Zunftgeschichte

Unser Narrenlicht

Die Ribblinghieler

Im Alemannischen nennt man Ribbling das, was auf Schriftdeutsch Murmel heißt. Oftmals wurden spielenden Kindern von Größeren die tönernen, bunten Ribbling zertreten, die weinenden Kleinen wurden dann in unserer Mundart verächtlich "die Ribblinghieler" genannt.


Gastwirt Dr. Fritz Rhino vom Kleinen Meyerhof kam 1936 auf die Idee, mit seinem immer bei ihm tagenden Stammtisch die noch junge Freiburger Fasnet zu unterstützen. Er gründete den Löchleklub, der sich mit großem Eifer am Wagenbau und an dem Rosenmontagsumzügen beteiligte.


Nach einer Zwangspause während des Krieges, aus dem auch einige Löchlebrüder nicht zurückkehrten, traf man sich wieder im durch den Krieg verschonten Kleinen Meyerhof. Die Runde beschloss 1951, sich wieder aktiv an der Freiburger Fasnet zu beteiligen. Unter der Bezeichnung "Stammtisch Kleiner Meyerhof" beteiligten sie sich aktiv als Schulklasse und einem großen Umzugswagen am Rosenmontagsumzug 1952.
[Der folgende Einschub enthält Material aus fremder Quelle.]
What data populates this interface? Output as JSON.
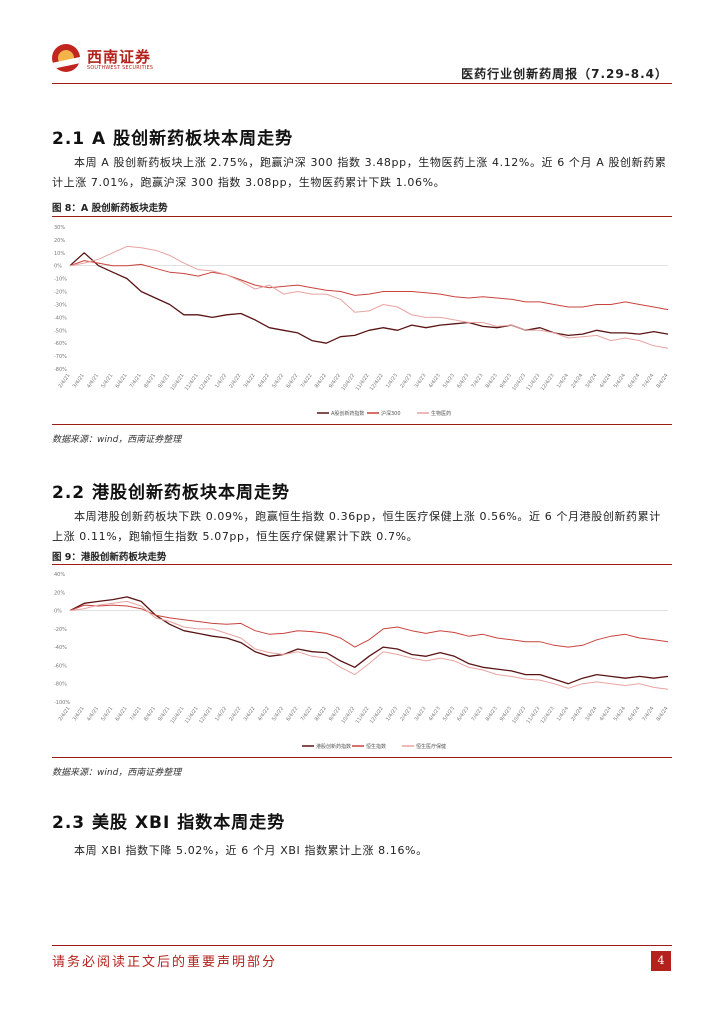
{
  "header": {
    "logo_name": "西南证券",
    "logo_sub": "SOUTHWEST SECURITIES",
    "report_title": "医药行业创新药周报（7.29-8.4）"
  },
  "sections": [
    {
      "heading": "2.1 A 股创新药板块本周走势",
      "paragraph": "本周 A 股创新药板块上涨 2.75%，跑赢沪深 300 指数 3.48pp，生物医药上涨 4.12%。近 6 个月 A 股创新药累计上涨 7.01%，跑赢沪深 300 指数 3.08pp，生物医药累计下跌 1.06%。",
      "figure_caption": "图 8：A 股创新药板块走势",
      "source": "数据来源：wind，西南证券整理"
    },
    {
      "heading": "2.2  港股创新药板块本周走势",
      "paragraph": "本周港股创新药板块下跌 0.09%，跑赢恒生指数 0.36pp，恒生医疗保健上涨 0.56%。近 6 个月港股创新药累计上涨 0.11%，跑输恒生指数 5.07pp，恒生医疗保健累计下跌 0.7%。",
      "figure_caption": "图 9：港股创新药板块走势",
      "source": "数据来源：wind，西南证券整理"
    },
    {
      "heading": "2.3  美股 XBI 指数本周走势",
      "paragraph": "本周 XBI 指数下降 5.02%，近 6 个月 XBI 指数累计上涨 8.16%。"
    }
  ],
  "footer": {
    "disclaimer": "请务必阅读正文后的重要声明部分",
    "page_number": "4"
  },
  "colors": {
    "brand_red": "#b3221c",
    "series_dark": "#5a1414",
    "series_red": "#c9433d",
    "series_pink": "#e8a3a0"
  },
  "chart_data": [
    {
      "type": "line",
      "title": "图 8：A 股创新药板块走势",
      "y_ticks": [
        "30%",
        "20%",
        "10%",
        "0%",
        "-10%",
        "-20%",
        "-30%",
        "-40%",
        "-50%",
        "-60%",
        "-70%",
        "-80%"
      ],
      "ylim": [
        -80,
        30
      ],
      "x_ticks": [
        "2/4/21",
        "3/4/21",
        "4/4/21",
        "5/4/21",
        "6/4/21",
        "7/4/21",
        "8/4/21",
        "9/4/21",
        "10/4/21",
        "11/4/21",
        "12/4/21",
        "1/4/22",
        "2/4/22",
        "3/4/22",
        "4/4/22",
        "5/4/22",
        "6/4/22",
        "7/4/22",
        "8/4/22",
        "9/4/22",
        "10/4/22",
        "11/4/22",
        "12/4/22",
        "1/4/23",
        "2/4/23",
        "3/4/23",
        "4/4/23",
        "5/4/23",
        "6/4/23",
        "7/4/23",
        "8/4/23",
        "9/4/23",
        "10/4/23",
        "11/4/23",
        "12/4/23",
        "1/4/24",
        "2/4/24",
        "3/4/24",
        "4/4/24",
        "5/4/24",
        "6/4/24",
        "7/4/24",
        "8/4/24"
      ],
      "legend": [
        "A股创新药指数",
        "沪深300",
        "生物医药"
      ],
      "legend_position": "bottom",
      "series": [
        {
          "name": "A股创新药指数",
          "color": "#5a1414",
          "values": [
            0,
            10,
            0,
            -5,
            -10,
            -20,
            -25,
            -30,
            -38,
            -38,
            -40,
            -38,
            -37,
            -42,
            -48,
            -50,
            -52,
            -58,
            -60,
            -55,
            -54,
            -50,
            -48,
            -50,
            -46,
            -48,
            -46,
            -45,
            -44,
            -47,
            -48,
            -46,
            -50,
            -48,
            -52,
            -54,
            -53,
            -50,
            -52,
            -52,
            -53,
            -51,
            -53
          ]
        },
        {
          "name": "沪深300",
          "color": "#c9433d",
          "values": [
            0,
            4,
            2,
            0,
            0,
            1,
            -2,
            -5,
            -6,
            -8,
            -5,
            -7,
            -11,
            -15,
            -17,
            -16,
            -15,
            -17,
            -19,
            -20,
            -23,
            -22,
            -20,
            -20,
            -20,
            -21,
            -22,
            -24,
            -25,
            -24,
            -25,
            -26,
            -28,
            -28,
            -30,
            -32,
            -32,
            -30,
            -30,
            -28,
            -30,
            -32,
            -34
          ]
        },
        {
          "name": "生物医药",
          "color": "#e8a3a0",
          "values": [
            0,
            2,
            5,
            10,
            15,
            14,
            12,
            8,
            2,
            -3,
            -4,
            -7,
            -12,
            -18,
            -15,
            -22,
            -20,
            -22,
            -22,
            -26,
            -36,
            -35,
            -30,
            -32,
            -38,
            -40,
            -40,
            -42,
            -44,
            -44,
            -47,
            -46,
            -50,
            -50,
            -52,
            -56,
            -55,
            -54,
            -58,
            -56,
            -58,
            -62,
            -64
          ]
        }
      ]
    },
    {
      "type": "line",
      "title": "图 9：港股创新药板块走势",
      "y_ticks": [
        "40%",
        "20%",
        "0%",
        "-20%",
        "-40%",
        "-60%",
        "-80%",
        "-100%"
      ],
      "ylim": [
        -100,
        40
      ],
      "x_ticks": [
        "2/4/21",
        "3/4/21",
        "4/4/21",
        "5/4/21",
        "6/4/21",
        "7/4/21",
        "8/4/21",
        "9/4/21",
        "10/4/21",
        "11/4/21",
        "12/4/21",
        "1/4/22",
        "2/4/22",
        "3/4/22",
        "4/4/22",
        "5/4/22",
        "6/4/22",
        "7/4/22",
        "8/4/22",
        "9/4/22",
        "10/4/22",
        "11/4/22",
        "12/4/22",
        "1/4/23",
        "2/4/23",
        "3/4/23",
        "4/4/23",
        "5/4/23",
        "6/4/23",
        "7/4/23",
        "8/4/23",
        "9/4/23",
        "10/4/23",
        "11/4/23",
        "12/4/23",
        "1/4/24",
        "2/4/24",
        "3/4/24",
        "4/4/24",
        "5/4/24",
        "6/4/24",
        "7/4/24",
        "8/4/24"
      ],
      "legend": [
        "港股创新药指数",
        "恒生指数",
        "恒生医疗保健"
      ],
      "legend_position": "bottom",
      "series": [
        {
          "name": "港股创新药指数",
          "color": "#5a1414",
          "values": [
            0,
            8,
            10,
            12,
            15,
            10,
            -5,
            -15,
            -22,
            -25,
            -28,
            -30,
            -35,
            -45,
            -50,
            -48,
            -42,
            -45,
            -46,
            -55,
            -62,
            -50,
            -40,
            -42,
            -48,
            -50,
            -46,
            -50,
            -58,
            -62,
            -64,
            -66,
            -70,
            -70,
            -75,
            -80,
            -74,
            -70,
            -72,
            -74,
            -72,
            -74,
            -72
          ]
        },
        {
          "name": "恒生指数",
          "color": "#c9433d",
          "values": [
            0,
            6,
            5,
            6,
            5,
            2,
            -5,
            -8,
            -10,
            -12,
            -14,
            -15,
            -14,
            -22,
            -26,
            -25,
            -22,
            -23,
            -25,
            -30,
            -40,
            -32,
            -20,
            -18,
            -22,
            -25,
            -22,
            -24,
            -28,
            -26,
            -30,
            -32,
            -34,
            -34,
            -38,
            -40,
            -38,
            -32,
            -28,
            -26,
            -30,
            -32,
            -34
          ]
        },
        {
          "name": "恒生医疗保健",
          "color": "#e8a3a0",
          "values": [
            0,
            2,
            6,
            8,
            10,
            5,
            -8,
            -12,
            -18,
            -20,
            -20,
            -25,
            -30,
            -42,
            -46,
            -48,
            -45,
            -50,
            -52,
            -62,
            -70,
            -58,
            -45,
            -48,
            -52,
            -55,
            -52,
            -55,
            -62,
            -65,
            -70,
            -72,
            -75,
            -76,
            -80,
            -85,
            -80,
            -78,
            -80,
            -82,
            -80,
            -84,
            -86
          ]
        }
      ]
    }
  ]
}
Als heulende Kinder, mit Gummimaske, Perücke und Kinderschürze nahm diese Gruppe dann jahrelang an Bällen und Umzügen teil. 1957 war es dann soweit, ein neuer Weg wurde beschritten. Im Kleinen Meyerhof wurde am 2.4. das Narrennest der Ribblinghieler, Ursprung Löchleklub 1936, gegründet. 13 junge, aktive Mitglieder waren bereit, in das neu gestaltete Häs zu schlüpfen. Viele passive Freunde unterstützten sie dabei.


Das neue Häs aus blauem Stoff, weißem Kragen und aufgesetzter Tasche mit bunten Punkten, die Holzmaske mit dem weinenden Kindergesicht und gelber Perücke fand großen Anklang. Am 11.11.1957 wurde diese Gruppe in die BNZ aufgenommen. Die Ribblinghieler waren gleichzeitig die erste und bisher einzige Narrengruppe, die von einem weiblichen Zunftvogt geleitet wurden. Die Ausgrabungszeremonie wurde im Colombipark durchgeführt, während vieler Jahre wurden im Zunftlokal Zunftbälle und andere frohe Feste durchgeführt.


Immer wieder beteiligten sich die Ribblinghieler mit gut gestalteten Umzugswagen und aktuellen Themen an den Umzügen.

 

Heute noch wird als Abschluss der Fasnet an Dienstagnacht die Verbrennung mit anschließendem "Narrenfraß" durchgeführt.

 

Seit 1973 gestalten die Ribblinghieler am Fasnetdienstagnachmittag im Stühlinger einen Kinderumzug, an dem sich die Jugend, bis heute, mit großer Begeisterung beteiligt.

Dieser Kinderumzug können die Ribblinghieler dank der alljährlichen Unterstützung der Stühlinger Geschäftswelt durchführen.

Nach dem Umzug bekommt jedes Kind daher kostenlos eine Wurst im Wecken und ein Schoki und für die Kinder werden Spiele angeboten, bei denen sie kleine Sachpreise gewinnen können.

 

An der Freiburger Straßenfasnet beteiligen sich die Ribblinghieler jedes Jahr mit einem Glühweinstand auf der Kaiser-Joseph-Straße.

Hier wird jedes Jahr, am Fasnetssonntag, für die Kinder ein kostenloses "Wurstschnappen" veranstaltet. Hier gibt es nicht nur Würste sondern auch kleine Geschenke und Bonbons für die Kinder.

 

Unterm Jahr sind die Ribblinghieler natürlich auch aktiv.

So werden gemeinsame Ausflüge, Grillfeste, Hüttenwochenenden und vieles mehr gemeinsam durchgeführt.

 

Am ersten Juliwochenende sind die Ribblinghieler auf dem Rathausplatzhock der Breisgauer Narrenzunft in Freiburg mit einem Getränkewagen anzutreffen.

 

Leider haben die Ribblinghieler derzeit kein Vereinslokal im Stühlinger. Die monatlichen Versammlungen, sowie auch z. B. die Jahresabschlussfeier, werden in der Zunftstube der Breisgauer Narrenzunft in der Turmstraße durchgeführt.

Die Monatsversammlungen der Mitglieder finden immer am ersten Dienstag des Monats statt.

 

Quelle Text, Wolfgang Herterich FREIBURGER FASNET -einst und heute-.